The explained variability of macrophytic and phytobenthic assemblage structures by different stressor gradient groups was similar for macrophytes and phytobenthic diatoms. The greatest share of variability was explained by the land use and nutrients (LandNut) stressor group and the least by the phosphorus variables and nitrogen variables. Thus, the unexplained portion of variability was still prevalent. Different studies revealed that, even with indices that focus on individual stressors (e.g., trophic status), authors rarely explain >50% of the variability of an index [
85]. However, in all these cases, one does not evaluate only the trophic status but also the general degradation of the riverine ecosystem. To comprise these complex effects, we built a composite gradient using a PCA. Along the first and second axes of the PCA plot, we obtained different land cover gradients. The relationship with the land cover variables was expected, since many studies showed that the land cover presented a key factor affecting the aquatic community [
15,
22,
86]. The first axis represented mainly a gradient of intensive agriculture, while the second axis a gradient of natural areas and urban areas.
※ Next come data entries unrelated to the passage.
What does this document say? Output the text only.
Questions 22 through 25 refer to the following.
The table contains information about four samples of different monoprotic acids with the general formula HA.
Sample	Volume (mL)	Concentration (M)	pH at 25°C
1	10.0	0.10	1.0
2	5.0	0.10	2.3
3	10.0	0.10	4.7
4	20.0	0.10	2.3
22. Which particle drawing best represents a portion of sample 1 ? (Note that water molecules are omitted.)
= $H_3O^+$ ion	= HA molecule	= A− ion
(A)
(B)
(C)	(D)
The gradient vectors of natural areas and urban areas pointed in opposite directions. The relationships between the RMI EQR values, TI EQR values, and the PCA1 and PCA2 varied and were dependent on the gradient lengths. In the case of the RMI EQR values, stronger relationships were observed for shorter gradients of lower stressor values and decreased as the gradient extended towards higher values. We obtained a significant relationship with PCA1 at low mean annual values of the total phosphorus, which was related to intensive agriculture in the subcatchment. With the TI EQR values, no significant relationships were determined. This may be due to the long-term response of macrophytes to their habitat conditions, including those related to land use changes, which may result in continuous sediment accumulation and nutrient input [
87], while phytobenthos mainly responded to short-term changes of the nutrients in the water [
1,
8].
The observed similarities in the explained variability of the macrophytic and phytobenthic assemblage structures by different stressor gradient groups (nutrients and land use) and differences in the indices performances might indicate the individual assessment index limitations. Each index was developed with a specific dataset and tested against selected stressor gradient data. Usually, the stressor gradient applied in studies is for necessity, a simplification of the true stressor gradient to which biota are exposed. Despite all the limitations, biological assemblages offer more stable information about the ecological status of a given ecosystem than abiotic variables, although we cannot always perfectly relate them. Macrophytes and phytobenthos assemblages reflect varied faces of the same river ecosystems.